He was beginning to feel that he was soon to hit the wall; that what he was reading now was not going in anymore. His brain had reached its capacity and he couldn't force himself to absorb anything else. He probably knew enough now and he wondered as he sat there, surrounded by paperwork and the humming PC in his flat, how much he would need to say and how much was already known.
Campbell was nervous. He would have to make an instant impression. There would not be any long introductions where he could build a damning and convincing picture or put forth his claim, no visual aids or overhead projections, no PowerPoint. He would live or die in those opening seconds and he would need to have the other man listening from the off, to get him into the position that Campbell needed him. Campbell knew that the other man wielded immense power and influence and if he got it wrong the implications were grave and unthinkable.
But as much as he tried to formulate that clear, decisive argument, other details clouded in on his thinking, and one more than most. A name: Ben Wishart. One he knew that he knew but when or how he'd heard it, he couldn't pin down. Wishart's name popped up here and there in the research he'd been so submerged in as did others. Though it were no surprise that other people might have become involved, inadvertently or otherwise, along the way, this name wormed its way into his thoughts the more he tried to dismiss it.

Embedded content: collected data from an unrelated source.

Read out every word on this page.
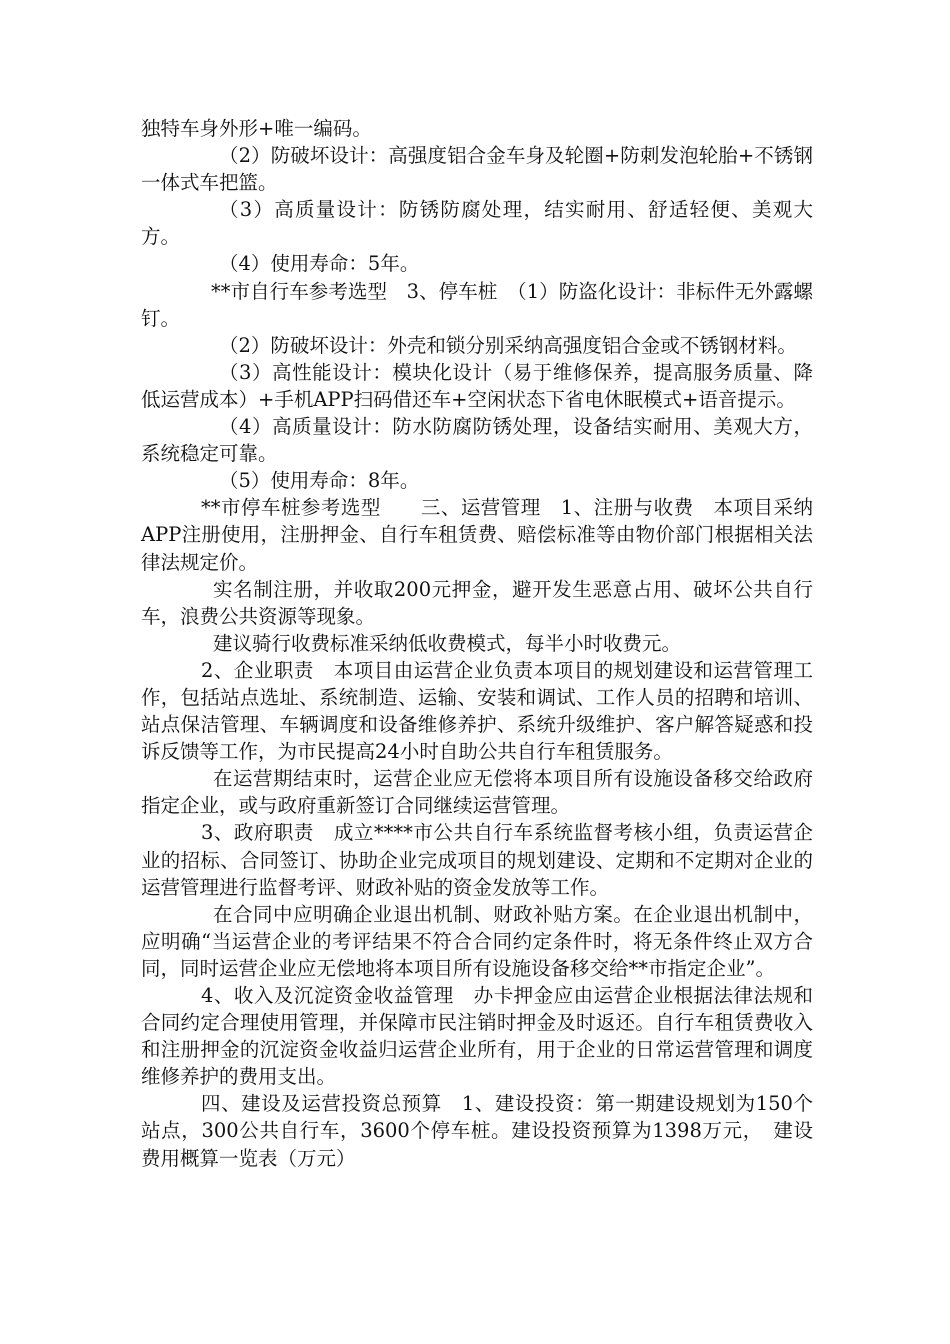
独特车身外形+唯一编码。

（2）防破坏设计：高强度铝合金车身及轮圈+防刺发泡轮胎+不锈钢一体式车把篮。

（3）高质量设计：防锈防腐处理，结实耐用、舒适轻便、美观大方。

（4）使用寿命：5年。

**市自行车参考选型　3、停车桩　（1）防盗化设计：非标件无外露螺钉。

（2）防破坏设计：外壳和锁分别采纳高强度铝合金或不锈钢材料。

（3）高性能设计：模块化设计（易于维修保养，提高服务质量、降低运营成本）+手机APP扫码借还车+空闲状态下省电休眠模式+语音提示。

（4）高质量设计：防水防腐防锈处理，设备结实耐用、美观大方，系统稳定可靠。

（5）使用寿命：8年。

**市停车桩参考选型　　三、运营管理　1、注册与收费　本项目采纳APP注册使用，注册押金、自行车租赁费、赔偿标准等由物价部门根据相关法律法规定价。

实名制注册，并收取200元押金，避开发生恶意占用、破坏公共自行车，浪费公共资源等现象。

建议骑行收费标准采纳低收费模式，每半小时收费元。

2、企业职责　本项目由运营企业负责本项目的规划建设和运营管理工作，包括站点选址、系统制造、运输、安装和调试、工作人员的招聘和培训、站点保洁管理、车辆调度和设备维修养护、系统升级维护、客户解答疑惑和投诉反馈等工作，为市民提高24小时自助公共自行车租赁服务。

在运营期结束时，运营企业应无偿将本项目所有设施设备移交给政府指定企业，或与政府重新签订合同继续运营管理。

3、政府职责　成立****市公共自行车系统监督考核小组，负责运营企业的招标、合同签订、协助企业完成项目的规划建设、定期和不定期对企业的运营管理进行监督考评、财政补贴的资金发放等工作。

在合同中应明确企业退出机制、财政补贴方案。在企业退出机制中，应明确“当运营企业的考评结果不符合合同约定条件时，将无条件终止双方合同，同时运营企业应无偿地将本项目所有设施设备移交给**市指定企业”。

4、收入及沉淀资金收益管理　办卡押金应由运营企业根据法律法规和合同约定合理使用管理，并保障市民注销时押金及时返还。自行车租赁费收入和注册押金的沉淀资金收益归运营企业所有，用于企业的日常运营管理和调度维修养护的费用支出。

四、建设及运营投资总预算　1、建设投资：第一期建设规划为150个站点，300公共自行车，3600个停车桩。建设投资预算为1398万元，　建设费用概算一览表（万元）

Sarah walked into the room and he looked up. She wore jeans and a fitted t-shirt with a Superman S emblazoned across the front. Her hair was pulled up into a ponytail and she wore no make-up. Having come over to see him immediately on his return, she had retired exhausted and had been sleeping for the last hour leaving Campbell to his reading and his peaking sense of isolation and impending confrontation. She rubbed at her eyes and Campbell wondered that she might not be better going back to sleep.
'How you doing?' she asked.
'Headache. Losing the plot,' he replied. 'You?'
'Better for the sleep.'
She stood there in the door for a long moment. Campbell had hardly spoken to her since he had negotiated her safety the night before.
On arriving that afternoon she had looked tired, fraught and had told him that she had slept badly at her sister's flat. Yes, she had been safe there and out of the way, where no one might think to look, but she knew nothing of what was happening all the same and she had worried. She knew nothing of how he might be faring.
As she stood in the doorway running her hands over her tired face he felt as if he should be apologising for everything, that he should be begging for her not to hate him for what he had involved her in. He remembered that desperate sprint through the cold wet night, leaving her hiding frightened in the trees. He saw Walker touching her, leering at her. He remembered the look in her eye as he was led from the dark squalid room, leaving her behind in a cold and threatening place that she had not seen before and with people she did not know.
'Danny,' Sarah said looking at him. He realised he had been staring at her as his thoughts wandered.
'Yes?'
'Thank you. Thank you for coming back for me.'
'What? Don't be silly.' It was the last thing he had been expecting.
'Really. I know you think you're responsible but I do make my own decisions, for better or worse. You didn't have to do what you did.'
Campbell remembered his clumsy flight down that dingy corridor, racing back toward her and Angie. He had been trying to escape from the gunman as much as anything. Had he any clear plan to rescue them? Any idea where he would go had Walker or Drennan followed him? All he could really remember was a fierce and driven determination to get to her.
'I really didn't do much you know.'
Sarah smiled at him and then walked across the room. Campbell felt something in his throat tighten and he swallowed as she drew near.
Without a word Sarah's arms reached around his neck where he sat and she pulled him toward her, squeezing him to her chest and bending down to kiss the top of his head.
She held him there for a long time and he couldn't tell for sure but it felt as if she might be crying. Nervously, uncertainly, Campbell put his arms around her back and turned in the chair. She moved her legs so they were between his and pressed herself closer to him and his arms reached as far around her as they would go, one at her waist, the other snaking up around her shoulder. He closed his eyes as they leant against each other.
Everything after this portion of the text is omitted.